Toshio Yanagida (柳田 敏雄, Yanagida Toshio) (born 1946) is a Japanese biophysicist famous for his pioneer research in single molecule biology, and made important contributions to single molecule fluorescence microscopy.

==Contribution==
Yanagida has been leading the development of single molecule detection techniques to study molecular motors, enzyme reactions, protein dynamics, and cell signaling since he succeeded in the direct observation of motion of single F-actin filaments in the presence of myosin in 1984. His single molecule experiments designed to investigate how thermal fluctuations (noise) play a positive role in the unique operation of biological molecular machines allowing for flexible and adaptive biological systems including muscle and brain.

==Biography==
Yanagida was born in Hyogo, Japan, and received his doctorate in Engineering Science in 1976 from Osaka University.
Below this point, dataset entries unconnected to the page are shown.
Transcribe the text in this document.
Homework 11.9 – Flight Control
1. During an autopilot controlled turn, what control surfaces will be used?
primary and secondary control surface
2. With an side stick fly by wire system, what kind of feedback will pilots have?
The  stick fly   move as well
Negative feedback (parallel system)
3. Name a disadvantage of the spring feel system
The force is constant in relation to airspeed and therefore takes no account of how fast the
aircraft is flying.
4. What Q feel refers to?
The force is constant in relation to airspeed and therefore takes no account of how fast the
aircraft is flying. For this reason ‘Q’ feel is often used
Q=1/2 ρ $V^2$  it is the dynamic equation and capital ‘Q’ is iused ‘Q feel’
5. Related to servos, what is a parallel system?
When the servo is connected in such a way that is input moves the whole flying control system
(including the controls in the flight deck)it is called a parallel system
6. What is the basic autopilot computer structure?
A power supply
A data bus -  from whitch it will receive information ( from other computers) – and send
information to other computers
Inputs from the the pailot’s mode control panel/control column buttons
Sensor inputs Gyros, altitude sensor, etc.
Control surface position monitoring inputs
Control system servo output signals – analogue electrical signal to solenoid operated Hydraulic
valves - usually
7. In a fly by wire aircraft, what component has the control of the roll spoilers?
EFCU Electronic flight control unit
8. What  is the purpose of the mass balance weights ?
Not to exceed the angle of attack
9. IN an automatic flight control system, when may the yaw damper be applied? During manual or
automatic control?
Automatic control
He was Professor of Bionics at the Faculty of Engineering Science, Osaka University from 1988 to 2010, and also Professor of Physiology at the Osaka University Medical School from 1996 to 2010, where he served as Dean from 2002 to 2004. After retiring from this position and becoming Professor Emeritus, he has been Specially Appointed Professor at the Graduate School of Frontier Biosciences, Osaka University and Director of RIKEN Quantitative Biology Center.

==Honors and awards==
For his outstanding contributions, Yanagida received numerous honors and awards including the 1998 Imperial Prize of the Japan Academy, the 1998 Asahi Prize, and also the 2011 US Genomic Award for Outstanding Investigator in the Field of Single Molecule. He was selected as a Person of Cultural Merit by the Government of Japan in 2013 and a member of the Japan Academy by Japan Academy.